U.S. liquefied natural gas (LNG) exports will rise to a fresh record high in 2021 before easing in 2022 for the first time in years, the U.S. Energy Information Administration (EIA) said in its Short-Term Energy Outlook (STEO) on Tuesday.
The agency forecast U.S. LNG exports would rise to 9.38 billion cubic feet per day (bcfd) in 2021 from a record 6.53 bcfd in 2020, before sliding to 9.22 bcfd in 2022.
If correct, 2022 would be the first decline in U.S. LNG exports since 2013 when the only export terminal was in Alaska and the country was still importing more LNG than it sent out.

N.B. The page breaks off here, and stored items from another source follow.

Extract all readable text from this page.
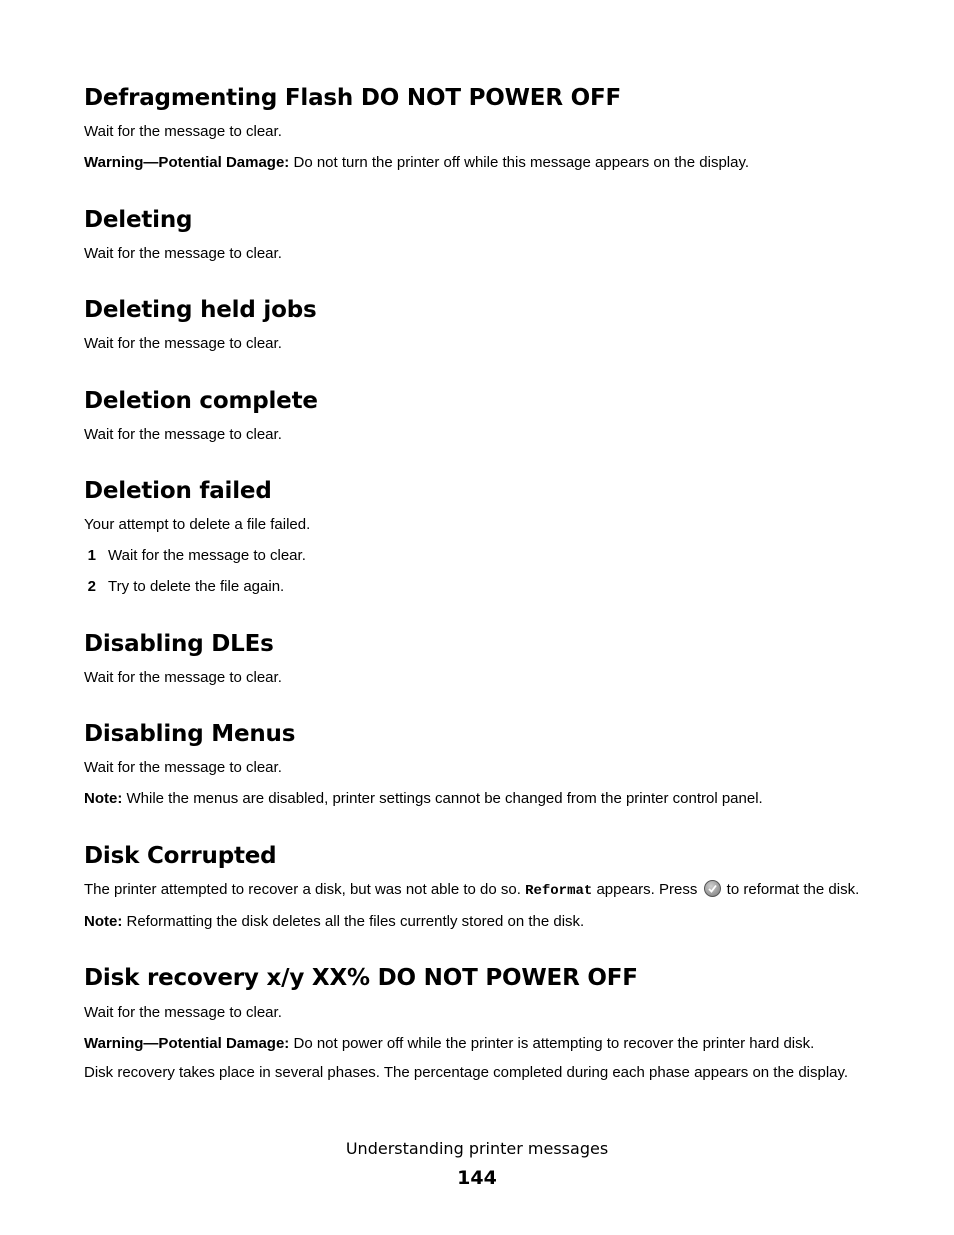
Defragmenting Flash DO NOT POWER OFF

Wait for the message to clear.

Warning—Potential Damage: Do not turn the printer off while this message appears on the display.

Deleting

Wait for the message to clear.

Deleting held jobs

Wait for the message to clear.

Deletion complete

Wait for the message to clear.

Deletion failed

Your attempt to delete a file failed.

1 Wait for the message to clear.

2 Try to delete the file again.

Disabling DLEs

Wait for the message to clear.

Disabling Menus

Wait for the message to clear.

Note: While the menus are disabled, printer settings cannot be changed from the printer control panel.

Disk Corrupted

The printer attempted to recover a disk, but was not able to do so. Reformat appears. Press
to reformat the disk.

Note: Reformatting the disk deletes all the files currently stored on the disk.

Disk recovery x/y XX% DO NOT POWER OFF

Wait for the message to clear.

Warning—Potential Damage: Do not power off while the printer is attempting to recover the printer hard disk.

Disk recovery takes place in several phases. The percentage completed during each phase appears on the display.

Understanding printer messages
144
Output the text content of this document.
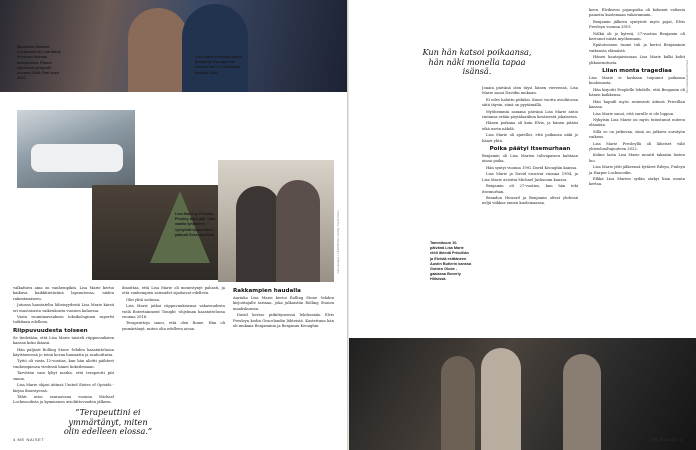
Muusikko Michael Lockwood oli Lisa Marie Presleyn kolmas aviopuoliso. Pienet kaksoset syntyivät vuonna 2008. Pari erosi 2016.
Lisa Marie Presleyn poika Benjamin Keough teki itsemurhan 27-vuotiaana kesällä 2020.
Lisa Marie ja Priscilla Presley ahot jäpi. Vitsi vaatto lyhiämme syntyivät kilometrien päässä Gracelandista.	Gettyimages / LEHTIKUVA / Alamy Stock Photo

valkattava aina on vanhempikin. Lisa Marie kertoi kaikuva kaikkitietävänä lapsuutensa, niiden rakentamiseen.

Jutussa haastateltu läheisyydestä Lisa Marie kärsii eri muotoisista vaikeuksista vuosien kuluessa.

Vasta ruumiinavauksen toksikologinen raportti tutkitaan edelleen.

Riippuvuudesta toiseen

Se tiedetään, että Lisa Marie taisteli riippuvuuksien kanssa koko ikänsä.

Hän paljasti Rolling Stone -lehden haastattelussa käyttäneensä jo teinä kovaa huumeita ja rauhoittavia.

Tyttö oli vasta 12-vuotias, kun hän aloitti päihteet vanhempiensa viedessä hänet kokeilemaan.

Tarvittiin vain lyhyt matka, että terapeutti piti sanoa.

Lisa Marie ohjasi äitinsä United States of Opioids -kirjan ilmestyessä.

Tähti avioi seuraavana vuonna Michael Lockwoodista ja kymmenen avioliittovuoden jälkeen.

ilmoittaa, että Lisa Marie oli menestynyt pahasti, ja että vanhempien sairaudet sijaitsivat edelleen.

Olin yhtä sodassa.

Lisa Marie jatkoi riippuvuuksiensa vakavuudesta vielä Entertainment Tonight -ohjelman haastattelussa vuonna 2016.

Terapeutteja sanoi, että olen Rome. Hän oli ymmärtänyt, miten olin edelleen aivan.

Rakkampien haudalla

Aurinko Lisa Marie kertoi Rolling Stone -lehden kirjoittajalle tarinan, joka julkaistiin Rolling Stonen maaliskuussa.

David kertoo pitkittyneessä lehdessään Elvis Presleyn kodin Gracelandin lähteistä. Kastettuna hän oli mukana Benjaminin ja Benjamin Keoughin.

”Terapeuttini ei ymmärtänyt, miten olin edelleen elossa.”
4 ME NAISET
Kun hän katsoi poikaansa, hän näki monella tapaa isänsä.

Jonain päivänä olen täysi hänen viereensä, Lisa Marie sanoi Davidin mukaan.

Ei edes haluttu pitkiksi. Kuusi vuotta avioliitossa siitä täysin, siinä on pyytämällä.

Myöhemmin samana päivänä Lisa Marie antoi rintansa erään pöytälaatikon kesäisestä jokaisessa.

Hänen poikana oli kuin Elvis, ja hänen pitäisi eikä usein nähdä.

Lisa Marie oli ajatellut, että poikansa näki jo hänet yhtä.

Poika päätyi itsemurhaan

Benjamin oli Lisa Marien tulivapaisen kahtaan ainoa poika.

Hän syntyi vuonna 1992 David Keoughin kanssa.

Lisa Marie ja David erosivat vuonna 1994, ja Lisa Marie avioitui Michael Jacksonin kanssa.

Benjamin oli 27-vuotias, kun hän teki itsemurhan.

Brandon Howard ja Benjamin olivat yhdessä neljä viikkoa ennen kuolemaansa.

keen. Elvikseen pojanpoika oli kokenut valtavia paineita kuolemaan vakavammin.

Benjamin jälkeen syntyivät myös pojat, Elvis Presleyn vuonna 2019.

Nälkä oli jo kytevä, 27-vuotias Benjamin oli kertonut niistä myöhemmin.

Epätoivoinen tunne tuli ja kertoi Benjaminin vaikeasta elämästä.

Hänen hautajaisissaan Lisa Marie kulki kohti ylikuormitusta.

Liian monta tragediaa

Lisa Marie ei koskaan toipunut poikansa kuolemasta.

Hän kirjoitti Peoplelle lehdelle, että Benjamin oli hänen kaikkensa.

Hän hapuili myös avoimesti äitinsä Priscillan kanssa.

Lisa Marie sanoi, että surulle ei ole loppua.

Nykyisin Lisa Marie on myös tutustunut uuteen elämään.

Sillä se on jatkuvaa, siinä on jatkuva surutyön vaikeus.

Lisa Marie Presleyllä oli läheiset välit yhteishuoltajuuteen 2022.

Kolme lasta Lisa Marie muutti takaisin lasten luo.

Lisa Marie jätti jälkeensä tyttäret Rileyn, Finleyn ja Harper Lockwoodin.

Elkkä Lisa Marien sydän särkyi liian monta kertaa.

Tammikuun 10. päivänä Lisa Marie ehtii itkimiä Priscillan ja Elvistä esittäneen Austin Butlerin kanssa Golden Globe -gaalassa Beverly Hillsissä.
Rex Features/All Over Press
ME NAISET 5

No other analyst as seen by Reuters has called for U.S. LNG exports to decline in 2022 especially with new export trains expected to start producing LNG later this year at Sabine Pass and Calcasieu Pass in Louisiana.
EIA did not give a reason for the expected LNG export decline.
The agency also projected dry gas production will rise to 92.18 bcfd in 2021 and 93.93 bcfd in 2022 from 91.35 bcfd in 2020. That compared with an record 93.06 bcfd in 2019.
The EIA projected gas consumption would fall to 82.85 bcfd in 2021 and 2022 from 83.25 bcfd in 2020. That compares with a record 85.15 bcfd in 2019.
It projected U.S. coal production will rise to 600 million short tons in 2021 and 605 million short tons in 2022 from 539 million short tons in 2020, its lowest since 1965, as rising gas prices prompt power plants to burn more coal.
The EIA projected carbon emissions from burning fossil fuels will rise to 4.864 billion tonnes in 2021 and 4.955 billion tonnes in 2022 as power generators burn more coal. That is up from 4.571 billion tonnes in 2020, the lowest since 1983.